Katz lives and works in New York. He was the 2019 Honoree at TWO x TWO for AIDS and Art and had a solo survey exhibition at the Fosun Foundation in Shanghai in 2020. Recent exhibitions include a solo show at the Museo Nacional Thyssen-Bornemisza, Madrid, and a retrospective on view at The Guggenheim in New York until February 2023.

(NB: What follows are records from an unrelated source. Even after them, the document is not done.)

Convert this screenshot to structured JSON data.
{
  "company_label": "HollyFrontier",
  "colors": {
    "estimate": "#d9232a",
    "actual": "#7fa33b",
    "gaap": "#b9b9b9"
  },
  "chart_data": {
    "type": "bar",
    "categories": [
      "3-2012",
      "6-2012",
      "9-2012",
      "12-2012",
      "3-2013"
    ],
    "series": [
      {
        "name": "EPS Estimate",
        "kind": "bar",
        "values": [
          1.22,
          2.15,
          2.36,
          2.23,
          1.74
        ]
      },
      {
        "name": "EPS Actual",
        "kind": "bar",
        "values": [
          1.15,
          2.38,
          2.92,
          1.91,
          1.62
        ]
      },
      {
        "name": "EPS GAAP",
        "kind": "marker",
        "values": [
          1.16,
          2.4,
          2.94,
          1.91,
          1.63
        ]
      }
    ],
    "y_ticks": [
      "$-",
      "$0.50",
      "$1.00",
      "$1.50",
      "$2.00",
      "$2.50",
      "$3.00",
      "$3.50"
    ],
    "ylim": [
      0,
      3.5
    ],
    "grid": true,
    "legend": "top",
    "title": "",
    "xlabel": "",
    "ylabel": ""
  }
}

About the MAK Center for Art & Architecture
The MAK Center for Art and Architecture is a multidisciplinary, experimental center for art and architecture that operates from a constellation of historic architectural sites and contemporary exhibition spaces. Offering a year-round schedule of exhibitions and events, the MAK Center presents programming that challenges conventional notions of architectural space and relationships between the creative arts. It is headquartered in the landmark Schindler House (R.M. Schindler, 1922) in West Hollywood; operates a residency program and exhibition space at the Mackey Apartments (R.M. Schindler, 1939) and runs more intimate programming at the Fitzpatrick-Leland House (R.M. Schindler, 1936) in Los Angeles. The MAK Center encourages exploration of practical and theoretical ideas in art and architecture by engaging the center’s places, spaces, and histories. Its programming includes exhibitions, lectures, symposia, discussions, performances, music series, publication projects, salons, architecture tours, and new work commissions.
Accessibility Notes
The Schindler House is our headquarters and exhibitions center. The house is accessible by wheelchair. The entire property sits on the ground floor, accessible by a compact dirt driveway from the streetside. The main entry into the house is arrived at through a break in the hedge, with four pavers leading up to the front door. Most wheelchairs will not have an issue rolling over the pavers, but please let us know if you need assistance. The terrain inside and outside the house varies between compact dirt, grass, and concrete, with approximately 1″ lift from one surface to the next. All areas are accessible by wheelchair. All entries and corridors in the house measure 30″ in width or wider. For doorways that are under 30″, an alternate point of entry and access is always available. Bathrooms are not available for public use. We do not have designated parking areas, but visitors with accessibility needs can use the driveway for passenger loading and unloading.